Поскольку мой надзиратель не усмотрел ничего дурного в том, чтобы обратиться с такой просьбой — хотя, разумеется, это шло вразрез с правилами, — я написал за него его прошение. Правила, регулирующие работу надзирателей, четко прописаны, но, по крайней мере в том, что касается обращения с заключенными, ими пренебрегают сплошь и рядом. Например, правилами надзирателям запрещается оскорблять заключенных, наделять их прозвищами или эпитетами, распускать руки или бить их «при любой провокации», если только они не считают, что их собственной жизни угрожает опасность. У кролика столько же шансов придушить бульдога, сколько у обычного заключенного — подвергнуть опасности жизнь надзирателя; тем не менее едва ли в пенитенциарной тюрьме найдется заключенный, который бы неоднократно сам не испытывал на себе или не видел со стороны надзирателей оскорблений и физического насилия по отношению к людям, либо и то, и другое вместе. Что же касается неприличности просьб к арестантам, надзиратели могли бы сослаться на выдающийся прецедент. Один из высокопоставленных сотрудников пенитенциарной тюрьмы вызвал меня к себе в кабинет однажды утром. Он сообщил мне, что намерен посвятить свою жизнь тюремному делу, но что он все еще молод, а продвижение по службе идет медленно и трудно. «Когда вы были на воле, вы вращались в обществе и знали множество влиятельных людей, — был любезен заметить он, — вскоре вы снова выйдете отсюда. Если вы сочтете возможным замолвить за меня словечко там, где это могло бы принести мне пользу, я буду вам признателен». Пожалуй, во избежание впечатления, будто он просит что-то даром, мне следовало бы предварить это тем, что он начал разговор с возвращения мне часов Ingersoll, которых меня лишили при поступлении в заведение. Я знал, что мой молодой друг и благодетель погряз в мрачных дебрях тюремной политики и в данный момент скорее проигрывал в этой борьбе; однако я не мог дать ему никаких твердых гарантий в том, что моего влияния в Министерстве или где-либо еще хватит на то, чтобы оказать ему поддержку.

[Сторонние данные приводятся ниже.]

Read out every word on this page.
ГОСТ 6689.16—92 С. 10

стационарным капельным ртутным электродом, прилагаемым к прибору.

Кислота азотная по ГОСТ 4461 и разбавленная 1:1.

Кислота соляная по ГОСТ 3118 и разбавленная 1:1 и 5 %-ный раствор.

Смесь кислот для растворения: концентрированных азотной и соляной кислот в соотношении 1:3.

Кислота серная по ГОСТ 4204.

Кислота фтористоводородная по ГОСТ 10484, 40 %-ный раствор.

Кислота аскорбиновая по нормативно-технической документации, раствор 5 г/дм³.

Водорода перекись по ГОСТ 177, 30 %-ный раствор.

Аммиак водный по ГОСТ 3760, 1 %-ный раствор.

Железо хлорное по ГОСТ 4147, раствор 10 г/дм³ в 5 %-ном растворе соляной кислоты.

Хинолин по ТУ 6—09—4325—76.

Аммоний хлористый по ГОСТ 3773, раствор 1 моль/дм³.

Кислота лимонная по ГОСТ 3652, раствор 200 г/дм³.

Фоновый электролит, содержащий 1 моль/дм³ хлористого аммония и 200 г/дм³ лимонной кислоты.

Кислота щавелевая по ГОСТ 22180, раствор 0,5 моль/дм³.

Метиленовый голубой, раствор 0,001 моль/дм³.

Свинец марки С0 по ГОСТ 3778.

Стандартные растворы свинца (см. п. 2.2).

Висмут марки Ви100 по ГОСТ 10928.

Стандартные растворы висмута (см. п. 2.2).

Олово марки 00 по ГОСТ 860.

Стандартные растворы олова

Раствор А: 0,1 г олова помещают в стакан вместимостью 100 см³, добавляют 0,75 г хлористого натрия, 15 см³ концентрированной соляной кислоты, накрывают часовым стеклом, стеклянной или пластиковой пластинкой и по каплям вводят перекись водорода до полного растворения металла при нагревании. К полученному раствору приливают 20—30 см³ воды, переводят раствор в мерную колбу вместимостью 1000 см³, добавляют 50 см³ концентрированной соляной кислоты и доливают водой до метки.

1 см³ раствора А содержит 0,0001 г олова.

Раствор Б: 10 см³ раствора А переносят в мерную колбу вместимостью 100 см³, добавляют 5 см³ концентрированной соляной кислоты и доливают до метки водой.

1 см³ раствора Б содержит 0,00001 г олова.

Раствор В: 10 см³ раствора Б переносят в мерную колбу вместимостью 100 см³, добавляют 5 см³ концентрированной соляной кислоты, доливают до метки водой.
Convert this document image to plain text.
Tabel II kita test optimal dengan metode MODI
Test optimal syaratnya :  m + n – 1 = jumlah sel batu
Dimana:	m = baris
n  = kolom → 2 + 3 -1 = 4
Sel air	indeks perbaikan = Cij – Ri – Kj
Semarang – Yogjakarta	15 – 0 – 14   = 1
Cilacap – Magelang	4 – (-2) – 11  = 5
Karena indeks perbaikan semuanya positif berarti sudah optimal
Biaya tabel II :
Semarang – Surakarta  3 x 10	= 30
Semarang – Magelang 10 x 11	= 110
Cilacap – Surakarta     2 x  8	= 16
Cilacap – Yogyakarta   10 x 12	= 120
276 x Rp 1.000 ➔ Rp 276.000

Фаворитизм царит во всех сферах тюремного управления; он и тюремная политика — поистине два главных проклятия всей нашей пенитенциарной системы. Несмотря на все громкие официальные обещания вознаградить за хорошее поведение в виде условно-досрочного освобождения и соблюдения правил, каждый заключенный знает, что это лишь плоды Содома; самое безупречное поведение, поддерживаемое годами, не принесет человеку ничего, в то время как никчемный и беспечный малый, если у него есть покровитель среди вышестоящих чинов, сможет устроить все свои дела наилучшим образом. Любимый осведомитель какого-нибудь чиновника пользуется всевозможными послаблениями в отношении еды и свободы передвижения, а если он человек умный, то может сесть начальству на шею и оказывать удивительное влияние на его поведение. Опять же, определенные надзиратели, по мнению их руководства, не могут совершить никаких ошибок, что бы они ни натворили; а другие, которые, как правило, сохраняют хоть какие-то представления о совести при исполнении своих обязанностей, сталкиваются с препятствиями на каждом шагу. Кроме того, некоторые надзиратели, хотя они и могут быть неугодны своему начальству, не увольняются лишь потому, что слишком много знают и способны раскрыть неприятные факты, если их уволить. Я мог бы привести пример — молодого надзирателя, который несколько лет назад совершил хладнокровное преступление против заключенного, за что на воле он подлежал бы повешению. Но тюремное руководство не сочло целесообразным наказывать его, и он до сих пор прогуливается по тюрьме с сдвинутой набок фуражкой и винтовкой. Он отлично стреляет и часто дежурит на вышках, где быстрота стрельбы может оказаться полезной. Он слишком много знает.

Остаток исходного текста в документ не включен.